To be confident of their findings and explore other aspects of quark-gluon plasma, the scientists are using the same approach to study fluctuations in the excess number of particles containing heavier "strange" quarks.

"Different hadrons — bound states of three quarks or a quark and an antiquark pair — can melt at different temperatures," Karsch says. "We have to show that it happens within a very narrow temperature range for these different kinds of particles to identify the critical point."

The analysis of strange quarks has revealed that, like the ordinary protons and neutrons consisting of lighter up and down quarks, hadrons containing the heavier strange quarks also melt in the same temperature region. In this analysis the scientists have also found that for the temperatures achieved at top RHIC energies, the strange quarks remain strongly interacting even within the soup of quarks and gluons — a piece of evidence for the strongly coupled nature of the nearly perfect fluid created at RHIC.

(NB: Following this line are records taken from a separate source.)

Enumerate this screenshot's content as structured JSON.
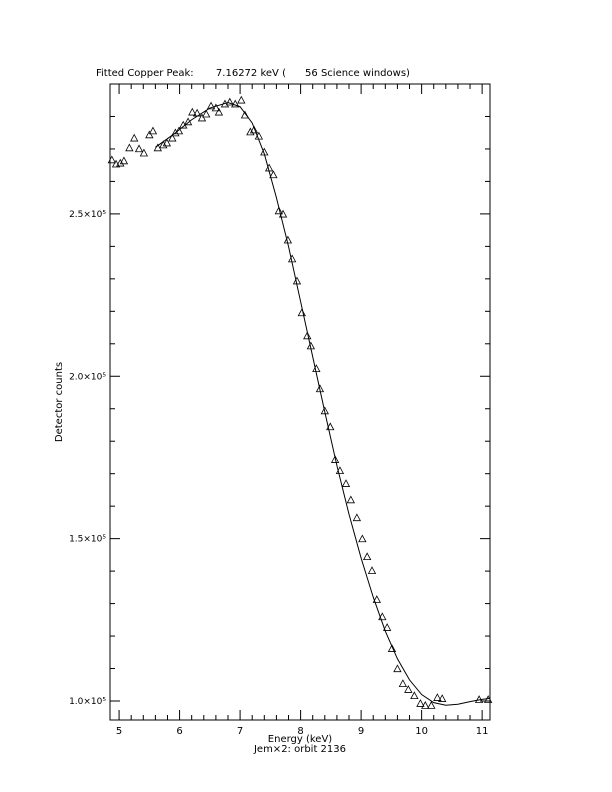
{
  "chart_data": {
    "type": "scatter",
    "title": "Fitted Copper Peak:       7.16272 keV (      56 Science windows)",
    "xlabel": "Energy (keV)",
    "subtitle": "Jem×2: orbit 2136",
    "ylabel": "Detector counts",
    "xlim": [
      4.85,
      11.13
    ],
    "ylim": [
      94150,
      290000
    ],
    "xticks": [
      5,
      6,
      7,
      8,
      9,
      10,
      11
    ],
    "x_minor_ticks": [
      5.2,
      5.4,
      5.6,
      5.8,
      6.2,
      6.4,
      6.6,
      6.8,
      7.2,
      7.4,
      7.6,
      7.8,
      8.2,
      8.4,
      8.6,
      8.8,
      9.2,
      9.4,
      9.6,
      9.8,
      10.2,
      10.4,
      10.6,
      10.8
    ],
    "yticks": [
      {
        "value": 100000,
        "label": "1.0×10⁵"
      },
      {
        "value": 150000,
        "label": "1.5×10⁵"
      },
      {
        "value": 200000,
        "label": "2.0×10⁵"
      },
      {
        "value": 250000,
        "label": "2.5×10⁵"
      }
    ],
    "y_minor_ticks": [
      110000,
      120000,
      130000,
      140000,
      160000,
      170000,
      180000,
      190000,
      210000,
      220000,
      230000,
      240000,
      260000,
      270000,
      280000
    ],
    "color": "#000000",
    "points": {
      "x": [
        4.88,
        4.95,
        5.02,
        5.08,
        5.17,
        5.25,
        5.33,
        5.41,
        5.5,
        5.56,
        5.64,
        5.73,
        5.79,
        5.88,
        5.93,
        5.99,
        6.06,
        6.14,
        6.21,
        6.29,
        6.37,
        6.44,
        6.52,
        6.6,
        6.65,
        6.75,
        6.83,
        6.92,
        7.02,
        7.08,
        7.17,
        7.23,
        7.31,
        7.4,
        7.48,
        7.55,
        7.64,
        7.71,
        7.79,
        7.86,
        7.94,
        8.02,
        8.11,
        8.17,
        8.26,
        8.32,
        8.4,
        8.49,
        8.57,
        8.65,
        8.75,
        8.83,
        8.93,
        9.02,
        9.1,
        9.18,
        9.26,
        9.35,
        9.43,
        9.51,
        9.6,
        9.69,
        9.78,
        9.88,
        9.98,
        10.06,
        10.16,
        10.26,
        10.34,
        10.95,
        11.1
      ],
      "y": [
        266500,
        265200,
        265500,
        266200,
        270200,
        273200,
        269900,
        268600,
        274200,
        275400,
        270200,
        271100,
        271700,
        273200,
        274800,
        275400,
        277200,
        278200,
        281200,
        280900,
        279400,
        280600,
        283100,
        282500,
        281200,
        283700,
        284300,
        283700,
        284900,
        280300,
        275100,
        275700,
        273800,
        268900,
        264000,
        261900,
        250800,
        249800,
        241800,
        236000,
        229200,
        219400,
        212300,
        209200,
        202200,
        196000,
        189200,
        184300,
        174200,
        170800,
        166800,
        161800,
        156300,
        149800,
        144300,
        140000,
        131100,
        125800,
        122500,
        116000,
        109800,
        105200,
        103400,
        101500,
        99100,
        98500,
        98500,
        100900,
        100600,
        100300,
        100300
      ]
    },
    "fit": {
      "x": [
        5.6,
        5.9,
        6.2,
        6.5,
        6.8,
        7.0,
        7.2,
        7.4,
        7.6,
        7.8,
        8.0,
        8.2,
        8.4,
        8.6,
        8.8,
        9.0,
        9.2,
        9.4,
        9.6,
        9.8,
        10.0,
        10.2,
        10.4,
        10.6,
        10.8,
        11.0,
        11.13
      ],
      "y": [
        270500,
        274500,
        279000,
        282600,
        284300,
        283000,
        278000,
        268500,
        255000,
        240000,
        223000,
        206000,
        189000,
        172500,
        157500,
        144000,
        132000,
        121500,
        113000,
        106500,
        102000,
        99500,
        98700,
        99000,
        99800,
        100500,
        100800
      ]
    }
  }
}
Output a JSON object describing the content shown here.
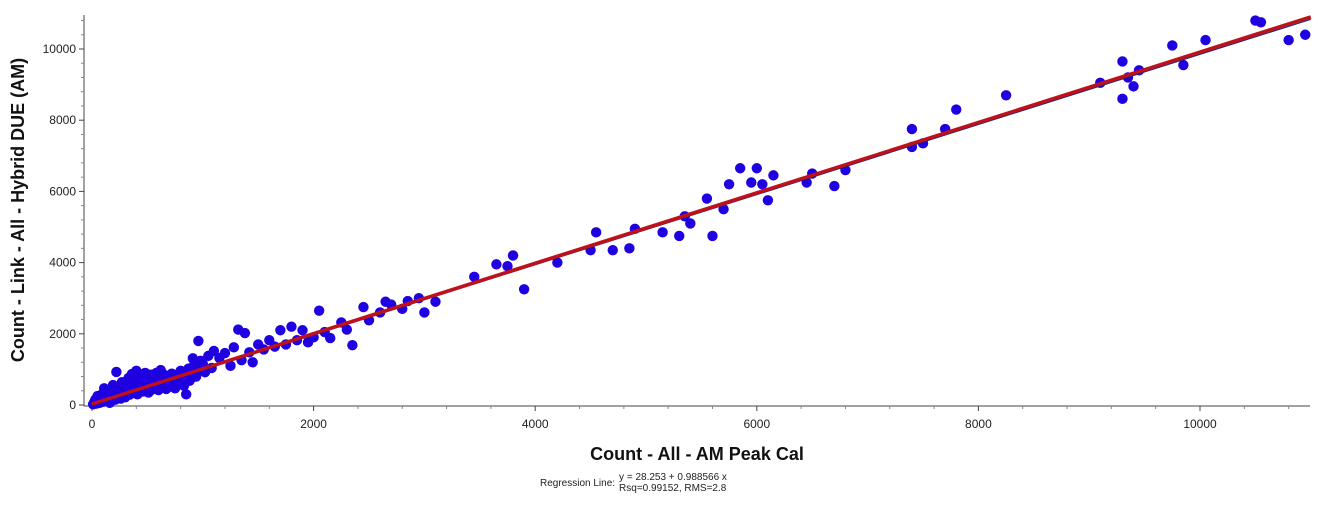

The lattice QCD group at Brookhaven now prepares for a new round of simulations. The plan is to use new software developed under the SciDAC-3 partnership program and computing resources applied for by USQCD through the DOE's Innovative and Novel Computational Impact on Theory and Experiment program — and ideally, the world largest supercomputer, Titan, at Oak Ridge National Laboratory, which combines more than 18,000 GPUs.

With that processing power analyzing existing data and future collisions at RHIC, scientists will continue to narrow the search for landmarks on the nuclear phase diagram and expand our understanding of how the matter of the early universe transformed into the stuff of our familiar everyday world.

The supercomputing analyses of QCD and RHIC data are funded by the DOE Office of Science.